The outcomes for patients with glioblastoma (GBM) remain dismal as disease recurrence after surgery, radiation and chemotherapy, occurs at 6 months, and most patients succumb to disease progression at just over one year. As GBM is a highly vascular disease, treatments were created using anti-angiogenesis inhibitor bevacizumab, however, the early excitement for bevacizumab has been tempered by findings that its effects are non-sustained. Cancers are able to directly give rise to new blood vessels (angiogenesis), through a process known as vascular mimicry. In our previous work, we identified a novel long non-coding ribonucleic acid (lincRNA) that we named LIVE, which mediates normal blood vessel maturation and directs glioma stem cells toward a vascular fate. The proposed hypothesis is that vascular mimicry is mediated by LIVE, and constitutes a resistance mechanism responsible for GBM progression through bevacizumab. This project will provide insight into the mechanisms that control LIVE and clarify the effect that LIVE has on the role of vascular mimicry as an alternative form of angiogenesis on treatment resistance in GBM. Our findings could have significant relevance not only for patients with GBM, but for patients with other cancers, such as melanoma, breast cancer, and colon cancer, in which vascular mimicry plays a role in cancer progression.

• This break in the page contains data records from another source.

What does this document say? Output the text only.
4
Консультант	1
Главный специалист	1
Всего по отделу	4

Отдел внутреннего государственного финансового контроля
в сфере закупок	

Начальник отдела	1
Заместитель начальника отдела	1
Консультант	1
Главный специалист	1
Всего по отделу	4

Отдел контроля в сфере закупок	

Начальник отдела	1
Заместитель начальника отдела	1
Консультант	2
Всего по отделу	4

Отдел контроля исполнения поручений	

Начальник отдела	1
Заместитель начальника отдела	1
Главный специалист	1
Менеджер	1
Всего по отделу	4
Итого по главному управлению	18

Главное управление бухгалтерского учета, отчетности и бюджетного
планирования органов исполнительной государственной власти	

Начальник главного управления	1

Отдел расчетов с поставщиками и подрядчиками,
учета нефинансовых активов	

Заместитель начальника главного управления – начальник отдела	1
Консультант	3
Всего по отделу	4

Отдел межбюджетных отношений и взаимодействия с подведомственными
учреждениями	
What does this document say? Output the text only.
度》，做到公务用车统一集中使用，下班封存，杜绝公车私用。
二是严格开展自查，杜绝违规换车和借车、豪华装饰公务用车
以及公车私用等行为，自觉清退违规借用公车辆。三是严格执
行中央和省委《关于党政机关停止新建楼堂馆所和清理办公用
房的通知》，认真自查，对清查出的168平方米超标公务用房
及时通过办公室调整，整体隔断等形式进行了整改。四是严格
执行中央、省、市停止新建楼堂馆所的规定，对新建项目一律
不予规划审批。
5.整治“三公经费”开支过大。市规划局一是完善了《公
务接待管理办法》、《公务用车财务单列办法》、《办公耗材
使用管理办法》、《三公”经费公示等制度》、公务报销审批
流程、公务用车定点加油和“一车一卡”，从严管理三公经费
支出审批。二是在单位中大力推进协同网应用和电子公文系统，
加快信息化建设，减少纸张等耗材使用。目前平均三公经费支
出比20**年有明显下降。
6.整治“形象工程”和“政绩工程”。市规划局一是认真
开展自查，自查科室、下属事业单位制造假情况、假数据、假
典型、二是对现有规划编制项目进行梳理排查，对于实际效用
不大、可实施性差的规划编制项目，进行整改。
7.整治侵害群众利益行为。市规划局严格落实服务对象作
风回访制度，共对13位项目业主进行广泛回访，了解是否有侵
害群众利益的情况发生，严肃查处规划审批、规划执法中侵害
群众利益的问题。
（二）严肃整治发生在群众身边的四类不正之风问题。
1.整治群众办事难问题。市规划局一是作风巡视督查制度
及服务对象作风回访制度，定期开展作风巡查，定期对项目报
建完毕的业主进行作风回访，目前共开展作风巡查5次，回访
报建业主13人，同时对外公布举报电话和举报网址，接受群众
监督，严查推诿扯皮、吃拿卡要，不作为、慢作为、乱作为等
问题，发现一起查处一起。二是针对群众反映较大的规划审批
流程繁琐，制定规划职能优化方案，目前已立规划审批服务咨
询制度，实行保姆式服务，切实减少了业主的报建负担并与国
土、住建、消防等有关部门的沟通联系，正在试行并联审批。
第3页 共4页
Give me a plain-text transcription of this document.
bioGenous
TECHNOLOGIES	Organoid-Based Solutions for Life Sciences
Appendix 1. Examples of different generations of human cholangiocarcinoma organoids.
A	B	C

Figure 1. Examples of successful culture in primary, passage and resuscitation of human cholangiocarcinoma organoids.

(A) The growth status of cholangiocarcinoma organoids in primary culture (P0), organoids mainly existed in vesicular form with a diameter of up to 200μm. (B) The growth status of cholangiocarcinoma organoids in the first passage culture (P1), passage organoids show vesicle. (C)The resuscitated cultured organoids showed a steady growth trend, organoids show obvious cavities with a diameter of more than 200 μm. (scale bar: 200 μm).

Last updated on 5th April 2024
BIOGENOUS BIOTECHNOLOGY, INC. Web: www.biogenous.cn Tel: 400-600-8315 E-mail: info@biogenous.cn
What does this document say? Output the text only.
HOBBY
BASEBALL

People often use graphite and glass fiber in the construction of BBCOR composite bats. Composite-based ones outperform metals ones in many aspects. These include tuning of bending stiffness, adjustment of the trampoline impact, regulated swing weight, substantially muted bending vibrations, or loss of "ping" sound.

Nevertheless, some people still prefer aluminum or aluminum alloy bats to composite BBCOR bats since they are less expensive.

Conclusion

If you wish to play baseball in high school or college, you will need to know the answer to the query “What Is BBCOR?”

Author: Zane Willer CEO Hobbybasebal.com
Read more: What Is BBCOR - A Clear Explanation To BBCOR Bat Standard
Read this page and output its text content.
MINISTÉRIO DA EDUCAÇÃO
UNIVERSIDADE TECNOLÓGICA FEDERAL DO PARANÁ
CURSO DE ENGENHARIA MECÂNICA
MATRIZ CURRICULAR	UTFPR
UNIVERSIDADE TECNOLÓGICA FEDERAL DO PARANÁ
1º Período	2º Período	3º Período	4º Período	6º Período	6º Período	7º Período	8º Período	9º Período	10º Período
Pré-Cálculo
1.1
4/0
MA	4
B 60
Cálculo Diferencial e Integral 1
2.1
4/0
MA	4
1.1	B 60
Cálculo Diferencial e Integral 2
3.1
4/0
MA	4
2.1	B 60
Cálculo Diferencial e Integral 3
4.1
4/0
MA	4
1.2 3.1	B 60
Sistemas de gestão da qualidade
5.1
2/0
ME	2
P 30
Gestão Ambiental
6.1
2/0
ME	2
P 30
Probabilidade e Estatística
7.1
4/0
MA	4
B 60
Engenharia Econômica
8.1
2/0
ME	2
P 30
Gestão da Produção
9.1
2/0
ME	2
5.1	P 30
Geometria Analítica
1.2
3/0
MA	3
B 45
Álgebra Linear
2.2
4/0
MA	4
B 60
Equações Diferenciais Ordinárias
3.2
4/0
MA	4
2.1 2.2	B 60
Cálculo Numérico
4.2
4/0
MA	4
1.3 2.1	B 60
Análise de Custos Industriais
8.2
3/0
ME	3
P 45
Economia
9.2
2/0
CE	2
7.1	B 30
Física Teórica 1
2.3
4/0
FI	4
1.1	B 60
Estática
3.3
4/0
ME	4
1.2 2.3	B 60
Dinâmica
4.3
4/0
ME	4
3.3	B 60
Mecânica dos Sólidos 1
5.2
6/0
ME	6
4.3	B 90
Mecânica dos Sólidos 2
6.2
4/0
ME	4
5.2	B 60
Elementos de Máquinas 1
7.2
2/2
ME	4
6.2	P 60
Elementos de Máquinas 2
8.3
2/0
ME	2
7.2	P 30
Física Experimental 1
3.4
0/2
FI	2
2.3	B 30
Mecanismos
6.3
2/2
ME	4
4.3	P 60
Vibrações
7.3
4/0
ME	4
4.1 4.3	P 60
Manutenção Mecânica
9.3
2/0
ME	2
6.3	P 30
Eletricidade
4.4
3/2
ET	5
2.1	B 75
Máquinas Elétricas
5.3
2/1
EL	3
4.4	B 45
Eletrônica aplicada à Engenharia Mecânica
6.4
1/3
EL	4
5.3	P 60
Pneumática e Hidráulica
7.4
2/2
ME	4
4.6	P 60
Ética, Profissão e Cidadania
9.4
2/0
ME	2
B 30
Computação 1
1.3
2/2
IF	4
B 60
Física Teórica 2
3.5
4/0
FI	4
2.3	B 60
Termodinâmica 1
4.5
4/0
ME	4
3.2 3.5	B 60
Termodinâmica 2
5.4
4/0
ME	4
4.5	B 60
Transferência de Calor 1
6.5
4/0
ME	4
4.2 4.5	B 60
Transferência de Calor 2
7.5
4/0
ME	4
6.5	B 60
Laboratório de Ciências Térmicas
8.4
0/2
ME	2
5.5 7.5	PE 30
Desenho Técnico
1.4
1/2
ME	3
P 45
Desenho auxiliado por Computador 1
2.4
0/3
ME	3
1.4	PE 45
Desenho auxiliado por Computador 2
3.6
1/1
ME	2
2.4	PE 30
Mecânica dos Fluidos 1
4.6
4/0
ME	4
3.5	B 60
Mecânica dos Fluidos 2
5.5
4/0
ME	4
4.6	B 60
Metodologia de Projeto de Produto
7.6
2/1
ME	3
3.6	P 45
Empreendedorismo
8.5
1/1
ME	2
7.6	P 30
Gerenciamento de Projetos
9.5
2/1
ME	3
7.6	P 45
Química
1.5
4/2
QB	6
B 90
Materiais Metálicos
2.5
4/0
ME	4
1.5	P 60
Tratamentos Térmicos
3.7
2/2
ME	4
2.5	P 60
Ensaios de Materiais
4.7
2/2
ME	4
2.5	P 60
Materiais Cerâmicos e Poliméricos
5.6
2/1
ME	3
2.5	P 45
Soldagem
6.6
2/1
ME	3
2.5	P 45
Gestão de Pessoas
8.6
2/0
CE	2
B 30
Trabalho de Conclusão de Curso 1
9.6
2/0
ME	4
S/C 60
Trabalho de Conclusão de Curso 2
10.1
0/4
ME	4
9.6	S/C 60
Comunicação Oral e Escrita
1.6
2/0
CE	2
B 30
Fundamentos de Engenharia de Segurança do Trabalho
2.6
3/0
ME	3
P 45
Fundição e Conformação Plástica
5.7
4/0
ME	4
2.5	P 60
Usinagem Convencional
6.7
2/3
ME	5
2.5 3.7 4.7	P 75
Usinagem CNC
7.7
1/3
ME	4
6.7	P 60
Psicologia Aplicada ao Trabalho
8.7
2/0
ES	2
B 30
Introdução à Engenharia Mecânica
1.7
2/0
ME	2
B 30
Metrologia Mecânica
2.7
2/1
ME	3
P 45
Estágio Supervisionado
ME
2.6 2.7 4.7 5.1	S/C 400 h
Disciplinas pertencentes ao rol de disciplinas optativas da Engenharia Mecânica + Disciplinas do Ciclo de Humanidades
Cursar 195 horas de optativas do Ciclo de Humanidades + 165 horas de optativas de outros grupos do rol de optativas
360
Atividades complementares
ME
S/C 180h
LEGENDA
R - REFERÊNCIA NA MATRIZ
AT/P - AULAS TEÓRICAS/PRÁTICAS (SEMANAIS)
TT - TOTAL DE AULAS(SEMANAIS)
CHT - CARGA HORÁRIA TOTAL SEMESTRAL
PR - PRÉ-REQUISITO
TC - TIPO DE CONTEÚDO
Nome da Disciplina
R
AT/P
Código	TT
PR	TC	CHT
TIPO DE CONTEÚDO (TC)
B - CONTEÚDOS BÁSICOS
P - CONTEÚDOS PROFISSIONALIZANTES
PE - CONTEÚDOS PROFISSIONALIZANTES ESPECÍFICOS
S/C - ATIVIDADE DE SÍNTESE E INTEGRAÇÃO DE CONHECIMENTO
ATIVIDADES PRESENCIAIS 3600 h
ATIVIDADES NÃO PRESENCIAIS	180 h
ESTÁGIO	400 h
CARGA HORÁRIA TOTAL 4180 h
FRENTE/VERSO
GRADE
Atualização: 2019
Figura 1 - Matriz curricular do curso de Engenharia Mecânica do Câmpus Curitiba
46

About Oleksandra, in her own words...

Research Student - Oleksandra Kaskun Undergraduate Science Student, University of TorontoBrain tumour research excites me as it allows me to integrate my curiosity about the structural complexity of the human brain with my passion for molecular biology. Glioblastomas are aggressive, fast growing tumours that have been outsmarting brilliant scientists, and I have been granted the chance to contribute to the war against them.

Being awarded a Brain Tumour Research Studentship will not only allow me to improve upon and add to my research skills, but will also grant me the opportunity to work alongside talented scientists, develop a better understanding of the complex control system of cancer cells, and make a promising contribution to brain tumour research. By being immersed fulltime in this project, I will be able to explore and experience medical research, the career path I aspire to follow, as medical research will provide me with the tools to improve the lives of cancer patients, in addition to promote my inquisitive nature.

On behalf of my supervisor, Dr. Sunit Das, and myself I would like to thank the Brain Tumour Foundation of Canada, Taite Boomer Foundation and all of the donors who make this program possible, for offering me the opportunity to make my impact on brain tumour research.